Ann Appl Stat. 2013 Jun 27;7(2):669-690. doi: 10.1214/12-AOAS598.
Recent technological advances coupled with large sample sets have uncovered many factors underlying the genetic basis of traits and the predisposition to complex disease, but much is left to discover. A common thread to most genetic investigations is familial relationships. Close relatives can be identified from family records, and more distant relatives can be inferred from large panels of genetic markers. Unfortunately these empirical estimates can be noisy, especially regarding distant relatives. We propose a new method for denoising genetically-inferred relationship matrices by exploiting the underlying structure due to hierarchical groupings of correlated individuals. The approach, which we call Treelet Covariance Smoothing, employs a multiscale decomposition of covariance matrices to improve estimates of pairwise relationships. On both simulated and real data, we show that smoothing leads to better estimates of the relatedness amongst distantly related individuals.
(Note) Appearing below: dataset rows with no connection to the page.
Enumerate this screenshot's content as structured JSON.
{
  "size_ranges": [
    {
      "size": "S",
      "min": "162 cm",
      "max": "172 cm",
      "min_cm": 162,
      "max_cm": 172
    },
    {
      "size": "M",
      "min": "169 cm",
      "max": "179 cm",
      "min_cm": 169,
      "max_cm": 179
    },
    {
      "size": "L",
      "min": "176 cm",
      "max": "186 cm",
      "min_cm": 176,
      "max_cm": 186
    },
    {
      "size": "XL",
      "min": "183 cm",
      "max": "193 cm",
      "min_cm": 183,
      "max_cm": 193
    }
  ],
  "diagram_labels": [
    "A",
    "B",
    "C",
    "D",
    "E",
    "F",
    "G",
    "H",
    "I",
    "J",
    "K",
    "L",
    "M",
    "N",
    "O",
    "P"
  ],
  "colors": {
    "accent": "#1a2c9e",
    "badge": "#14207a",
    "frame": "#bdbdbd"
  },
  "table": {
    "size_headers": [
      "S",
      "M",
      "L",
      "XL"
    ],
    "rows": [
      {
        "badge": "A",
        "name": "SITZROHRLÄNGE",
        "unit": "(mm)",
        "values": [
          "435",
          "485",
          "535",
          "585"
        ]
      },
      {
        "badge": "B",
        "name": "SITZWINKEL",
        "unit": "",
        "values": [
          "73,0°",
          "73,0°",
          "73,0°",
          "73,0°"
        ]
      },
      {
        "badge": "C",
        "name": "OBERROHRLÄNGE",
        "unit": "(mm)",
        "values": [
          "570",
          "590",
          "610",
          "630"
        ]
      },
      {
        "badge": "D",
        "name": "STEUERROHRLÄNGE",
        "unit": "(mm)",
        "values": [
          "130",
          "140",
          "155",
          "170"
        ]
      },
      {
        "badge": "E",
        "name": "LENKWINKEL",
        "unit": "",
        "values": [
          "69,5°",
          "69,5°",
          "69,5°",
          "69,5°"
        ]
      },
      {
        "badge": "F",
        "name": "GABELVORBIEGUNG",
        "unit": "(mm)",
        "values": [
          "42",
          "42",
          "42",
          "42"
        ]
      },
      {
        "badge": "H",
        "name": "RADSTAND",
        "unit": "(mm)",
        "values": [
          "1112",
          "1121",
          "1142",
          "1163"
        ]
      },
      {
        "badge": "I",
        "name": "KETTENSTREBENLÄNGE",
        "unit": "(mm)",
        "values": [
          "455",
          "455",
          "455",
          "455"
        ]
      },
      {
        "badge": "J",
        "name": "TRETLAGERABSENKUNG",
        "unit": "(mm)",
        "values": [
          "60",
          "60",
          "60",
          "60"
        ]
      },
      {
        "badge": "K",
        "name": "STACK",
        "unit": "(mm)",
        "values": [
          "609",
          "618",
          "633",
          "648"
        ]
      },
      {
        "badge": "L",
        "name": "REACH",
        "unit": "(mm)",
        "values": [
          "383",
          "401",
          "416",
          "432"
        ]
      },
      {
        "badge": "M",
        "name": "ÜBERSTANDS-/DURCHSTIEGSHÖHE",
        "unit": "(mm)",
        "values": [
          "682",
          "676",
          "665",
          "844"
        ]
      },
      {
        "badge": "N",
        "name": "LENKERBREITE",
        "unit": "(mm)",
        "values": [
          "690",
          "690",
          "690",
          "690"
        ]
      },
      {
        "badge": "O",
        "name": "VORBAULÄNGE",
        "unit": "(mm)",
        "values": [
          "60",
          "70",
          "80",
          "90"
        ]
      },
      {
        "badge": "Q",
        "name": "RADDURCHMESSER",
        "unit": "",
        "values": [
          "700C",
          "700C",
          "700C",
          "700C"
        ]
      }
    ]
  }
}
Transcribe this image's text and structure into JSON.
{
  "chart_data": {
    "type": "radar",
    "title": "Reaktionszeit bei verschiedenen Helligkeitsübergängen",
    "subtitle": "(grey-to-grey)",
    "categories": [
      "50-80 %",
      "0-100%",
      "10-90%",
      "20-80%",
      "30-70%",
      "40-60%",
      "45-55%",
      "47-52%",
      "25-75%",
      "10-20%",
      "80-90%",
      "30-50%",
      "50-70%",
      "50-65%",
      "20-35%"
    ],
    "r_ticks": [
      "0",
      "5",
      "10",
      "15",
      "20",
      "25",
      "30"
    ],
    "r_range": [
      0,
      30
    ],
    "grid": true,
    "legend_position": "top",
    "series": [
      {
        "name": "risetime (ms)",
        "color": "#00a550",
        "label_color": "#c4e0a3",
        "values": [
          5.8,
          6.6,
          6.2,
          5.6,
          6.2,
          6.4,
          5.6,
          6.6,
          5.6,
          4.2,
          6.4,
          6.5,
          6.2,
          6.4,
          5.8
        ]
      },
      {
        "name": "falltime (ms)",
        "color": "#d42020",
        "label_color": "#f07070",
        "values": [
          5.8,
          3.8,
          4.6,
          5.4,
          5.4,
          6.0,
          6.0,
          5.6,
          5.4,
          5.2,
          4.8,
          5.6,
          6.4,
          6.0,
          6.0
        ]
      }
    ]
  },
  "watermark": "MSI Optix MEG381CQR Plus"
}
We illustrate our method with a large genome-wide association study and estimate the "heritability" of body mass index quite accurately. Traditionally heritability, defined as the fraction of the total trait variance attributable to additive genetic effects, is estimated from samples of closely related individuals using random effects models. We show that by using smoothed relationship matrices we can estimate heritability using population-based samples. Finally, while our methods have been developed for refining genetic relationship matrices and improving estimates of heritability, they have much broader potential application in statistics. Most notably, for error-in-variables random effects models and settings that require regularization of matrices with block or hierarchical structure.
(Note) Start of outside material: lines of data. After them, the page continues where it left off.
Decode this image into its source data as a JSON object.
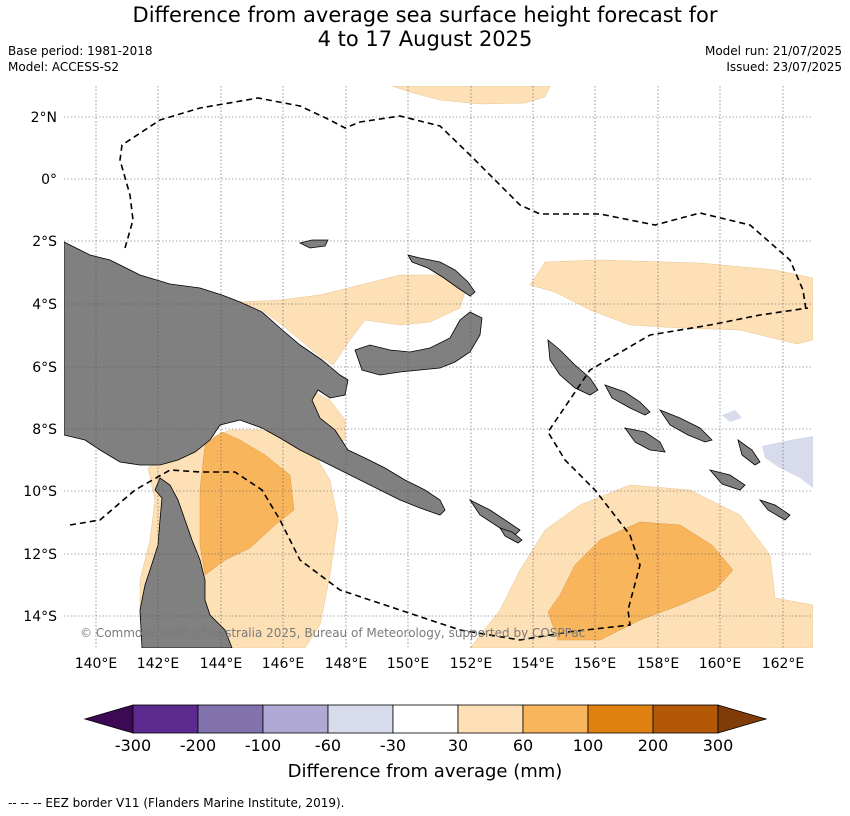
{
  "header": {
    "title_line1": "Difference from average sea surface height forecast for",
    "title_line2": "4 to 17 August 2025",
    "base_period": "Base period: 1981-2018",
    "model": "Model: ACCESS-S2",
    "model_run": "Model run: 21/07/2025",
    "issued": "Issued: 23/07/2025"
  },
  "map": {
    "lat_ticks": [
      "2°N",
      "0°",
      "2°S",
      "4°S",
      "6°S",
      "8°S",
      "10°S",
      "12°S",
      "14°S"
    ],
    "lon_ticks": [
      "140°E",
      "142°E",
      "144°E",
      "146°E",
      "148°E",
      "150°E",
      "152°E",
      "154°E",
      "156°E",
      "158°E",
      "160°E",
      "162°E"
    ],
    "copyright": "© Commonwealth of Australia 2025, Bureau of Meteorology, supported by COSPPac",
    "colors": {
      "land": "#808080",
      "pos_30_60": "#fde0b6",
      "pos_60_100": "#f9b55c",
      "neg_30_60": "#d8dbeb",
      "eez": "#000000"
    }
  },
  "colorbar": {
    "ticks": [
      "-300",
      "-200",
      "-100",
      "-60",
      "-30",
      "30",
      "60",
      "100",
      "200",
      "300"
    ],
    "colors": [
      "#3c0a55",
      "#5c2a8f",
      "#8171ad",
      "#b0a9d3",
      "#d8dbeb",
      "#ffffff",
      "#fde0b6",
      "#f9b55c",
      "#e0810f",
      "#b35806",
      "#7f3b08"
    ],
    "label": "Difference from average (mm)"
  },
  "legend": {
    "eez_line": "--  --  -- EEZ border V11 (Flanders Marine Institute, 2019)."
  }
}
近期的技术进步与大规模样本集相结合,揭示了许多性状遗传基础和复杂疾病易感性背后的因素,但仍有许多有待发现。大多数基因研究的一个共同线索是家族关系。可以从家族记录中识别近亲,而更远的亲属可以从大量基因标记中推断出来。不幸的是,这些经验估计可能存在噪声,尤其是对于远亲而言。我们提出了一种新方法,通过利用相关个体分层分组所产生的潜在结构,对基因推断的关系矩阵进行去噪。我们将这种方法称为小波协方差平滑,它采用协方差矩阵的多尺度分解来改进成对关系的估计。在模拟数据和真实数据上,我们都表明平滑处理能更好地估计远亲个体之间的亲缘关系。我们通过一项大型全基因组关联研究来说明我们的方法,并相当准确地估计了体重指数的“遗传力”。传统上,遗传力定义为总性状变异中可归因于加性遗传效应的比例,是使用随机效应模型从近亲个体样本中估计出来的。我们表明,通过使用平滑后的关系矩阵,我们可以使用基于人群的样本估计遗传力。最后,虽然我们的方法是为了优化基因关系矩阵和改进遗传力估计而开发的,但它们在统计学中有更广泛的潜在应用。最值得注意的是,对于变量误差随机效应模型以及需要对具有块结构或分层结构的矩阵进行正则化的情况。